Despite being surrounded by music and musicians while growing up in Winnipeg, Brackendale’s Cam Salay says he was the last person in his family to become interested in learning to play an instrument.
“I was more of a sports kid,” said Salay, who went on to play banjo with Juno Award-winning band The Paperboys for nine years. “But my mom played piano and taught choirs all her life. My dad plays saxophone and played in bands when I was growing up. They’d always be rehearsing in the house.”
Salay’s brother was also an accomplished guitarist, and his sister earned music degrees in university and became a music teacher.
“In my family, she is actually the most advanced musically,” he said. “But my brother is the most naturally gifted musician. He can play anything just by listening to it.”
Salay didn’t show a real interest in music until he was well into high school.
“I was more into hockey and all that,” he said. “But when I was around 17, I realized some people played music for a living… that was their job… and it became a goal for me.”
That’s when he discovered the banjo.
“It started with the Beverly Hillbillies,” he said. “But then I started going to the Winnipeg Folk Festival and fell in love with that kind of music.”
He played in a couple of small folk bands around Winnipeg before moving to Whistler in 1987.
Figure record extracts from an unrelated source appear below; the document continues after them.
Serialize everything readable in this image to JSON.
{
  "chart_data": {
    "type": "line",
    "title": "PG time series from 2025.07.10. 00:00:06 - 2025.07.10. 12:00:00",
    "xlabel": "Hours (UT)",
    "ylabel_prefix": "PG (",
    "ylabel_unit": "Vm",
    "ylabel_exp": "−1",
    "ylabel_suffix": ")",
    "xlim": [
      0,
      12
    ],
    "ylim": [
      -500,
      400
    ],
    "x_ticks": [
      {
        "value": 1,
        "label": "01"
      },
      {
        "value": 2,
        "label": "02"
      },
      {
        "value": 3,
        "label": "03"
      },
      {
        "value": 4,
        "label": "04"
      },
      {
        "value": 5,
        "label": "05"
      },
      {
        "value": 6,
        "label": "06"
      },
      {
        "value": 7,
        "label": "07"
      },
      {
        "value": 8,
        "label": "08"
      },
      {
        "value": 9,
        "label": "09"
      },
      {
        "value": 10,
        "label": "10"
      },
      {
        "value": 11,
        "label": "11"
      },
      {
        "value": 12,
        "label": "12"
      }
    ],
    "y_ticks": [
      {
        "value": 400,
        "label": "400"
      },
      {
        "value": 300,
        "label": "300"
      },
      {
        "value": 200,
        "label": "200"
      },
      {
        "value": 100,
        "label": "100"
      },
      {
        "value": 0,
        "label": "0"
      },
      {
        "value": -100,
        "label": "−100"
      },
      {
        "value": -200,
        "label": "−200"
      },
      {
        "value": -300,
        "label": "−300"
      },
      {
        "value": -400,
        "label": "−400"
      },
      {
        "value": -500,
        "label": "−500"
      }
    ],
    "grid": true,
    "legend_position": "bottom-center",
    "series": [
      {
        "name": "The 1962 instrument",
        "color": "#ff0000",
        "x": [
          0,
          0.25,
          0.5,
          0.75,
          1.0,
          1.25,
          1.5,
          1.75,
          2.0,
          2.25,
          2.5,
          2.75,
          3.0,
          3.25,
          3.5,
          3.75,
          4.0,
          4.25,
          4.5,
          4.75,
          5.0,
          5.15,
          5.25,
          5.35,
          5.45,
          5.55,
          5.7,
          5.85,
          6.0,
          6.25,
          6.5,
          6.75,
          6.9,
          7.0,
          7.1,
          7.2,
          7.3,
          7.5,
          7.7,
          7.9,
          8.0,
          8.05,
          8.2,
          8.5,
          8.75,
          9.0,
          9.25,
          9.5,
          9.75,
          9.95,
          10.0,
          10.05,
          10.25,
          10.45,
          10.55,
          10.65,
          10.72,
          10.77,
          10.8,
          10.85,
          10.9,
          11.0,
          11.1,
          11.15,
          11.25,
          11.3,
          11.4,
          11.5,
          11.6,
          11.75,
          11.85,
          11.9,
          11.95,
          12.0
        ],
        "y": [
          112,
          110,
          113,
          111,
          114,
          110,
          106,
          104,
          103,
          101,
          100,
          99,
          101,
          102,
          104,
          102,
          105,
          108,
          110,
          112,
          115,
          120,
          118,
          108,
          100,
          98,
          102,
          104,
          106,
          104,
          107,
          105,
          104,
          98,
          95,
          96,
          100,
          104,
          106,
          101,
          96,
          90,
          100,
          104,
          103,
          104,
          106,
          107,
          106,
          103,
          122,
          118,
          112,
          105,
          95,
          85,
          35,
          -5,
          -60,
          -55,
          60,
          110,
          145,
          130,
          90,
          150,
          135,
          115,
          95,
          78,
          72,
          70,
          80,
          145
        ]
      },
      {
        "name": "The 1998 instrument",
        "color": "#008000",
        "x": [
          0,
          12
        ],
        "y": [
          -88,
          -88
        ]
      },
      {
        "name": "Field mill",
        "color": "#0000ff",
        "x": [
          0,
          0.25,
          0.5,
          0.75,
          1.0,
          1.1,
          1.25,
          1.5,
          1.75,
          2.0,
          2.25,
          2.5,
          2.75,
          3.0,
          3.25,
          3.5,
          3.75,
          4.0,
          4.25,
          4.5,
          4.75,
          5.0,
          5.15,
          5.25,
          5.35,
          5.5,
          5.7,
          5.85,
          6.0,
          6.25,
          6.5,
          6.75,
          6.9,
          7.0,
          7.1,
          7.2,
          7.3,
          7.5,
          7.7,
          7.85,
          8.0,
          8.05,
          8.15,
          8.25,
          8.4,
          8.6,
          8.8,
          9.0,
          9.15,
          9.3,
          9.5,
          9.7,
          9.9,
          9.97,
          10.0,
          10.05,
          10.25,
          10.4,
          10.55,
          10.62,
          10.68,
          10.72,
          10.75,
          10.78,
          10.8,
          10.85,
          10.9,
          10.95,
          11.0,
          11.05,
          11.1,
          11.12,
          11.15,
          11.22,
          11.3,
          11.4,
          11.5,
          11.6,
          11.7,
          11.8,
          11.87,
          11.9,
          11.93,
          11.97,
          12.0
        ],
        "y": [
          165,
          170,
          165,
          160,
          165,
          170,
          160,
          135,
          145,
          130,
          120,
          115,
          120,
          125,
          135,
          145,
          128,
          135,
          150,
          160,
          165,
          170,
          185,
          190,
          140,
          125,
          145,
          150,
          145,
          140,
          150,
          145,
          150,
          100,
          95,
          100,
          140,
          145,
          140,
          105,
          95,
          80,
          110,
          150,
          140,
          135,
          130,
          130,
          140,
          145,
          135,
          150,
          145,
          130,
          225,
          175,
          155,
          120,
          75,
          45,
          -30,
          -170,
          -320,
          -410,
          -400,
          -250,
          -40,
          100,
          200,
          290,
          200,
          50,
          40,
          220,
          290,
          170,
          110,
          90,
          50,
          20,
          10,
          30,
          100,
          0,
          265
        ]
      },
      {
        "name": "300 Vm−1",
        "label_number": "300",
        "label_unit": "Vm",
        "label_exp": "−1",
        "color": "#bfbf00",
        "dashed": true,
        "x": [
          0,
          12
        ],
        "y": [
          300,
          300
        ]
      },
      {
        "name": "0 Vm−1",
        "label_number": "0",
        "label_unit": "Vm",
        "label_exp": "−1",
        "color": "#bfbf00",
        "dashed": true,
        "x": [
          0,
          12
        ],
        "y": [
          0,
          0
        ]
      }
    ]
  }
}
“My brother had moved out here in 1984 and you know how it goes, I came to visit and ski, and ended up staying 20 years,” Salay said.
It was in Whistler that he met his future band mates in The Paperboys, sitting in with them one night on banjo before being invited into the group.
Now living in Brackendale, regularly performing around the Sea to Sky Corridor and teaching a new generation of musicians, Salay has recruited his family to join him onstage in a couple of upcoming shows.
On Saturday (Dec. 27) at 10 p.m., Salay and brother Joe Jr. will be at the Howe Sound Inn and Brew Pub as The Salay Brothers.
“We’ll be playing some bluegrass, some folk and a bit of Neil Young,” he said. “But, really, it’s just a warm-up.”
On Jan. 4, Salay and Joe Jr. join their mother and father from Winnipeg, along with Salay’s wife Colleen, at the Brackendale Art Gallery for a special Salay Family Band show.
“This is the first time we’ve done something like this out here,” he said. “When I go back to Winnipeg to visit my folks, we do get together for what they call ‘Jam with Cam’ in my father’s back yard. But that usually includes other people like my aunt and my dad’s band mates.”
Salay said his family band plans to play an eclectic mix of music ranging from bluegrass to rock, and he expects his 83-year-old father to show off his saxophone skills.
“My dad loves to improvise on the horn,” he said. “And my mom just recently picked up the bass, so she’ll be on bass for the show. Colleen will be singing.”
In keeping with the “family” theme, sisters Cameron and Lindsay Larson, both Salay’s guitar students, will open the show.
Tickets for the Salay Family Band show are $15 and available at the BAG or Xocolatl. There’s no cover for the Salay Brothers’ show.